We will use a highly popular (on HuggingFace) model for sentiment analyasis:

Twitter-roBERTa-base for Sentiment Analysis

It was finetuned to do well for sentiment analysis of tweets (with the TweetEval benchmark in mind).
Let's see how it fares on movie sentiment!

In [None]:
MODEL = f"cardiffnlp/twitter-roberta-base-sentiment-latest"
tokenizer = AutoTokenizer.from_pretrained(MODEL)
config = AutoConfig.from_pretrained(MODEL)

In [None]:
# Load the pretrained model
model = AutoModelForSequenceClassification.from_pretrained(MODEL)

### 2.3. Usage example for a single text

In [None]:
# example on a single text
text = "Covid cases are increasing fast!"
encoded_input = tokenizer(text, return_tensors='pt')
output = model(**encoded_input)
scores = output[0][0].detach().numpy()
scores = softmax(scores)

# Print labels and scores
ranking = np.argsort(scores)
ranking = ranking[::-1]
for i in range(scores.shape[0]):
    l = config.id2label[ranking[i]]
    s = scores[ranking[i]]
    print(f"{i+1}) {l} {np.round(float(s), 4)}")

### 2.4. A nice prediction function

##### Q6: Write get_roberta_sentiment_pred

Define the `get_roberta_sentiment_pred` function, which gets a string (some text) and returns 1 our model detects a positive sentiment, and 0 otherwise.

**Hint 1:** Use the code above as a basis.

**Hint 2:** There are several different possible logics to write to get a binary (0/1) sentiment score based on the above trinary scores.
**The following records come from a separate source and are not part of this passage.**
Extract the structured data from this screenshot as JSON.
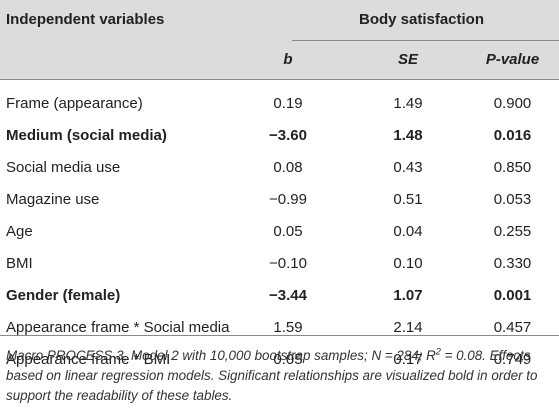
{
  "table": {
    "header_left": "Independent variables",
    "header_group": "Body satisfaction",
    "columns": [
      "b",
      "SE",
      "P-value"
    ],
    "rows": [
      {
        "label": "Frame (appearance)",
        "b": "0.19",
        "se": "1.49",
        "p": "0.900",
        "bold": false
      },
      {
        "label": "Medium (social media)",
        "b": "−3.60",
        "se": "1.48",
        "p": "0.016",
        "bold": true
      },
      {
        "label": "Social media use",
        "b": "0.08",
        "se": "0.43",
        "p": "0.850",
        "bold": false
      },
      {
        "label": "Magazine use",
        "b": "−0.99",
        "se": "0.51",
        "p": "0.053",
        "bold": false
      },
      {
        "label": "Age",
        "b": "0.05",
        "se": "0.04",
        "p": "0.255",
        "bold": false
      },
      {
        "label": "BMI",
        "b": "−0.10",
        "se": "0.10",
        "p": "0.330",
        "bold": false
      },
      {
        "label": "Gender (female)",
        "b": "−3.44",
        "se": "1.07",
        "p": "0.001",
        "bold": true
      },
      {
        "label": "Appearance frame * Social media",
        "b": "1.59",
        "se": "2.14",
        "p": "0.457",
        "bold": false
      },
      {
        "label": "Appearance frame * BMI",
        "b": "0.05",
        "se": "0.17",
        "p": "0.749",
        "bold": false
      }
    ]
  },
  "note": {
    "part1": "Macro PROCESS 3, Model 2 with 10,000 bootstrap samples; N = 284; R",
    "sup": "2",
    "part2": " = 0.08. Effects based on linear regression models. Significant relationships are visualized bold in order to support the readability of these tables."
  }
}
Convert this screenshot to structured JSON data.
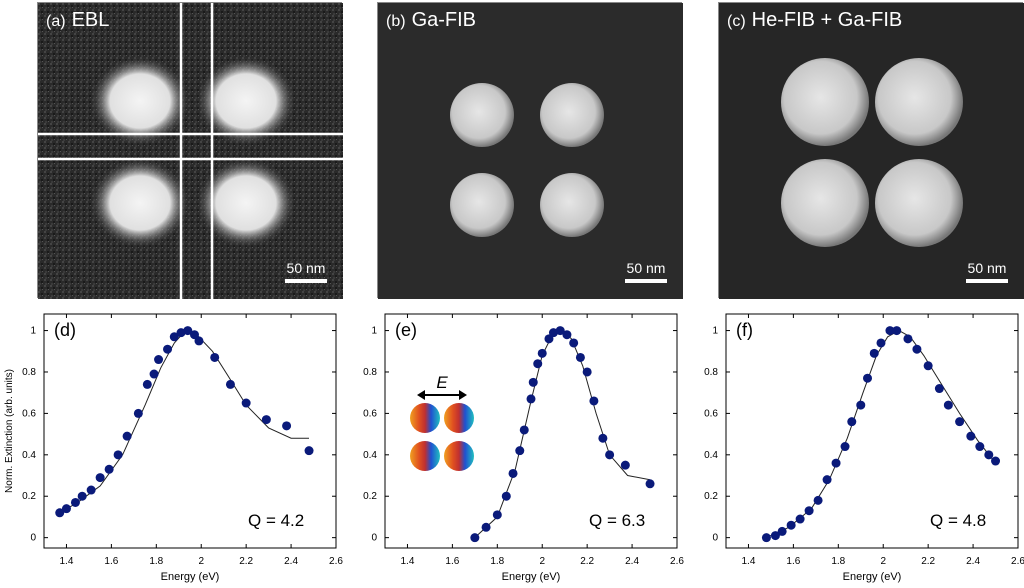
{
  "figure": {
    "sem_panels": [
      {
        "tag": "(a)",
        "title": "EBL",
        "scale_label": "50 nm"
      },
      {
        "tag": "(b)",
        "title": "Ga-FIB",
        "scale_label": "50 nm"
      },
      {
        "tag": "(c)",
        "title": "He-FIB + Ga-FIB",
        "scale_label": "50 nm"
      }
    ],
    "field_label": "E"
  },
  "chart_data": [
    {
      "type": "scatter",
      "panel_tag": "(d)",
      "annotation": "Q = 4.2",
      "xlabel": "Energy (eV)",
      "ylabel": "Norm. Extinction (arb. units)",
      "xlim": [
        1.3,
        2.6
      ],
      "ylim": [
        -0.05,
        1.08
      ],
      "xticks": [
        "1.4",
        "1.6",
        "1.8",
        "2",
        "2.2",
        "2.4",
        "2.6"
      ],
      "yticks": [
        "0",
        "0.2",
        "0.4",
        "0.6",
        "0.8",
        "1"
      ],
      "points": {
        "x": [
          1.37,
          1.4,
          1.44,
          1.47,
          1.51,
          1.55,
          1.59,
          1.63,
          1.67,
          1.72,
          1.76,
          1.79,
          1.81,
          1.85,
          1.88,
          1.91,
          1.94,
          1.97,
          1.99,
          2.06,
          2.13,
          2.2,
          2.29,
          2.38,
          2.48
        ],
        "y": [
          0.12,
          0.14,
          0.17,
          0.2,
          0.23,
          0.29,
          0.33,
          0.4,
          0.49,
          0.6,
          0.74,
          0.79,
          0.86,
          0.91,
          0.97,
          0.99,
          1.0,
          0.98,
          0.95,
          0.87,
          0.74,
          0.65,
          0.57,
          0.54,
          0.42
        ]
      },
      "fit": {
        "x": [
          1.37,
          1.45,
          1.55,
          1.65,
          1.75,
          1.82,
          1.88,
          1.93,
          1.98,
          2.05,
          2.12,
          2.2,
          2.3,
          2.4,
          2.48
        ],
        "y": [
          0.12,
          0.17,
          0.25,
          0.4,
          0.64,
          0.82,
          0.94,
          1.0,
          0.98,
          0.9,
          0.78,
          0.64,
          0.53,
          0.48,
          0.48
        ]
      }
    },
    {
      "type": "scatter",
      "panel_tag": "(e)",
      "annotation": "Q = 6.3",
      "xlabel": "Energy (eV)",
      "xlim": [
        1.3,
        2.6
      ],
      "ylim": [
        -0.05,
        1.08
      ],
      "xticks": [
        "1.4",
        "1.6",
        "1.8",
        "2",
        "2.2",
        "2.4",
        "2.6"
      ],
      "yticks": [
        "0",
        "0.2",
        "0.4",
        "0.6",
        "0.8",
        "1"
      ],
      "points": {
        "x": [
          1.7,
          1.75,
          1.8,
          1.84,
          1.87,
          1.9,
          1.92,
          1.95,
          1.96,
          1.98,
          2.0,
          2.03,
          2.05,
          2.08,
          2.11,
          2.14,
          2.17,
          2.2,
          2.23,
          2.27,
          2.3,
          2.37,
          2.48
        ],
        "y": [
          0.0,
          0.05,
          0.11,
          0.2,
          0.31,
          0.42,
          0.52,
          0.67,
          0.75,
          0.84,
          0.89,
          0.96,
          0.99,
          1.0,
          0.98,
          0.94,
          0.87,
          0.8,
          0.66,
          0.48,
          0.4,
          0.35,
          0.26
        ]
      },
      "fit": {
        "x": [
          1.7,
          1.8,
          1.88,
          1.95,
          2.0,
          2.05,
          2.09,
          2.13,
          2.18,
          2.24,
          2.3,
          2.38,
          2.48
        ],
        "y": [
          0.0,
          0.1,
          0.33,
          0.66,
          0.88,
          0.99,
          1.0,
          0.96,
          0.83,
          0.6,
          0.4,
          0.3,
          0.28
        ]
      }
    },
    {
      "type": "scatter",
      "panel_tag": "(f)",
      "annotation": "Q = 4.8",
      "xlabel": "Energy (eV)",
      "xlim": [
        1.3,
        2.6
      ],
      "ylim": [
        -0.05,
        1.08
      ],
      "xticks": [
        "1.4",
        "1.6",
        "1.8",
        "2",
        "2.2",
        "2.4",
        "2.6"
      ],
      "yticks": [
        "0",
        "0.2",
        "0.4",
        "0.6",
        "0.8",
        "1"
      ],
      "points": {
        "x": [
          1.48,
          1.52,
          1.55,
          1.59,
          1.63,
          1.67,
          1.71,
          1.75,
          1.79,
          1.83,
          1.86,
          1.9,
          1.93,
          1.96,
          1.99,
          2.03,
          2.06,
          2.11,
          2.15,
          2.2,
          2.25,
          2.29,
          2.34,
          2.39,
          2.43,
          2.47,
          2.5
        ],
        "y": [
          0.0,
          0.01,
          0.03,
          0.06,
          0.09,
          0.13,
          0.18,
          0.28,
          0.36,
          0.44,
          0.56,
          0.64,
          0.77,
          0.89,
          0.94,
          1.0,
          1.0,
          0.96,
          0.91,
          0.83,
          0.72,
          0.64,
          0.56,
          0.49,
          0.44,
          0.4,
          0.37
        ]
      },
      "fit": {
        "x": [
          1.48,
          1.58,
          1.68,
          1.76,
          1.84,
          1.91,
          1.97,
          2.02,
          2.07,
          2.12,
          2.18,
          2.26,
          2.34,
          2.42,
          2.5
        ],
        "y": [
          0.0,
          0.05,
          0.14,
          0.28,
          0.48,
          0.7,
          0.88,
          0.97,
          1.0,
          0.97,
          0.88,
          0.74,
          0.6,
          0.47,
          0.36
        ]
      }
    }
  ]
}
Go wild!

In [None]:
get_roberta_sentiment_pred("Covid cases are increasing fast!")

In [None]:
get_roberta_sentiment_pred("This is so great!")

### 2.5. Predict and Evaluate on our test set

*(not an efficient way to do this, but I won't teach you the matricized way)*

In [None]:
sub_test_preds = [get_roberta_sentiment_pred(sent) for sent in sub_test_sentences]

In [None]:
# Calculate Accuracy
accuracy = accuracy_score(sub_test_labels, sub_test_preds)
print(f"Accuracy: {accuracy:.4f}")

## 3. SST2 scores of other models

https://paperswithcode.com/sota/sentiment-analysis-on-sst-2-binary

For reference, the highest accuracy score for this dataset in the above benchmark is currently **97.5**, by
T5-11B.

However, it's pretty old; I assume there are better models out there: Papers With Code benchmarks only includes scores published in academic papers.

DistilBERT can be trained to improve its score on this task – a process called **fine-tuning** which updates BERT’s weights to make it achieve a better performance in this sentence classification task. The fine-tuned DistilBERT turns out to achieve an accuracy score of **90.7**. The full size BERT model achieves **94.9**.